私は、体育会の経験はないので、わからないが、選手自身もそれで満足なのだろうか。
テレビ局の都合だと推測するが、スポーツをここまでバラエティー番組化したショーにしてよいのだろうか。
真に、アスリートとして極めようと厳しい練習を重ねている選手達は、このような現況に、本当に本望・満足と思っているのか。 若い人達もこれが当然と支持しているのか。
私の同年輩の人達には、結構賛同者が多いのだが。 アスリートと、運営される興業との良識的な線引きが必要ではないか。
今まで述べてきたことも、アスリートをチャカしているようで一人で怒っている私であるが、こと会社のことでは怒っているだけでは解決しない。
会社の中でも、若い人達が、過半数を占めるようになって来ている中、価値観・考え方を、どう整合性をとり、健全な組織体として運営していかなければならず常に頭を悩ます毎日である。
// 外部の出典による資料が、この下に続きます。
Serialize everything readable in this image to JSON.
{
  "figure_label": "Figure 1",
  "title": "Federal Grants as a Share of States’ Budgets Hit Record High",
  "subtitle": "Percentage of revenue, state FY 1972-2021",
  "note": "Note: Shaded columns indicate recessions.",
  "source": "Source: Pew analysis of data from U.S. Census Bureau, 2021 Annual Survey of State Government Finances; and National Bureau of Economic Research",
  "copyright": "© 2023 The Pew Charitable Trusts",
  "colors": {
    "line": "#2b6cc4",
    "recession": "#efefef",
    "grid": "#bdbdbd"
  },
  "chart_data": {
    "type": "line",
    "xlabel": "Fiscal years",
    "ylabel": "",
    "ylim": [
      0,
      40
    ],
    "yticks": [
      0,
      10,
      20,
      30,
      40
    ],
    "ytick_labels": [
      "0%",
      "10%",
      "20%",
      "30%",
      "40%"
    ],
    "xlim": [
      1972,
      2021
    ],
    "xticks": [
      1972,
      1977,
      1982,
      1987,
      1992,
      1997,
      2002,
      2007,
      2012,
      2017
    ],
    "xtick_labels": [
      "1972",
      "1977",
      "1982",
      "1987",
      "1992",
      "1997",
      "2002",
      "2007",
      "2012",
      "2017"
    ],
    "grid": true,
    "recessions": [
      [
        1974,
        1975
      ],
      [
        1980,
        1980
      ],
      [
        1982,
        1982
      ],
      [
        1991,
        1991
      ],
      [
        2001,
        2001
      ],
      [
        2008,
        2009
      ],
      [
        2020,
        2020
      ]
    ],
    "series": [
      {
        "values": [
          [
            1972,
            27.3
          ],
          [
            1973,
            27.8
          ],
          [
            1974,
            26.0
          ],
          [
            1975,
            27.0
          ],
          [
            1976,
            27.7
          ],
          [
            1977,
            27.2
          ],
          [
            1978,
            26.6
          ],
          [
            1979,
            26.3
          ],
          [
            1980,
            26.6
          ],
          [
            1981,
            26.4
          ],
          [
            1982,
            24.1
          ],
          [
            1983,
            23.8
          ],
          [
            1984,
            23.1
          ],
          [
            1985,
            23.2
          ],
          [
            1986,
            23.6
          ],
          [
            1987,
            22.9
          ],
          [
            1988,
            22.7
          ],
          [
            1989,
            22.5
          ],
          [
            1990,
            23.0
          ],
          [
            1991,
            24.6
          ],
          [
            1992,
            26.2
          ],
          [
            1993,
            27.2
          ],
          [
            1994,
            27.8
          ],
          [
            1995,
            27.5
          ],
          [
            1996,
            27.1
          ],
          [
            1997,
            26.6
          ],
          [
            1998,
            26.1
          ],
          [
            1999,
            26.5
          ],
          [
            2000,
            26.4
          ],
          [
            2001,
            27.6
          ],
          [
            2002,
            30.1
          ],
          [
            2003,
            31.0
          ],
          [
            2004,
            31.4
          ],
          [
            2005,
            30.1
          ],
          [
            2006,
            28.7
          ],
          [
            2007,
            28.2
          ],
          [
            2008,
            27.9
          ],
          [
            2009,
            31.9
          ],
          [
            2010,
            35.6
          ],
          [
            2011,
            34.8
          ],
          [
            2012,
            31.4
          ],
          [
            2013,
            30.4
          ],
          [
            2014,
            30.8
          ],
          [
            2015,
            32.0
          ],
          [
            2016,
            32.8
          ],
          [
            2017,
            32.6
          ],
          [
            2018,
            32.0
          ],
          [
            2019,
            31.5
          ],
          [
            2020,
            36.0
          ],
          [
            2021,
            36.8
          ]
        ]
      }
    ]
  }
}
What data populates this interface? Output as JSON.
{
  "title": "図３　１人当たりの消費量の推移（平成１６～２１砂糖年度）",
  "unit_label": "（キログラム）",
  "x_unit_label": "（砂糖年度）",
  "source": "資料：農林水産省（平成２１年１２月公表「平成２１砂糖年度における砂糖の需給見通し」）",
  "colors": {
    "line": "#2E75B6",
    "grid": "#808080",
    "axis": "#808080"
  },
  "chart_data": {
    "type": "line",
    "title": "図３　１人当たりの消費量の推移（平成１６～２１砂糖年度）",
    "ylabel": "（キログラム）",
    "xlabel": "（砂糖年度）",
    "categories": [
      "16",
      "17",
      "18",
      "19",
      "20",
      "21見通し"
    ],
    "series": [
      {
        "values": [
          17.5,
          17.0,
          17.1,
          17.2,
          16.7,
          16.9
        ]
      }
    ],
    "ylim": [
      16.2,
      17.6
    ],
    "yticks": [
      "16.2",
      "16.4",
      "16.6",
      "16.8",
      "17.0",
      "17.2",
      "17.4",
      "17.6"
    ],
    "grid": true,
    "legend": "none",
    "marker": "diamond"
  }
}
自分を、あまりにも全面に出してくる現代、誰のために、何のために、関係者に、第三者にどう影響するのか、どう見られるのか、それは真実なのか、押し付けではないのかなど、周囲との調和を計ることを、理解し納得して貰わないといけない社会になってしまった。
自分を常に一歩下がって、これでいいのか、常に見つめ直さないと、独り善がりの押し売りになってしまう。時には、諦めも必要か。
中身のない雑感になって申し訳ありません。
今後ともよろしくお願い致します。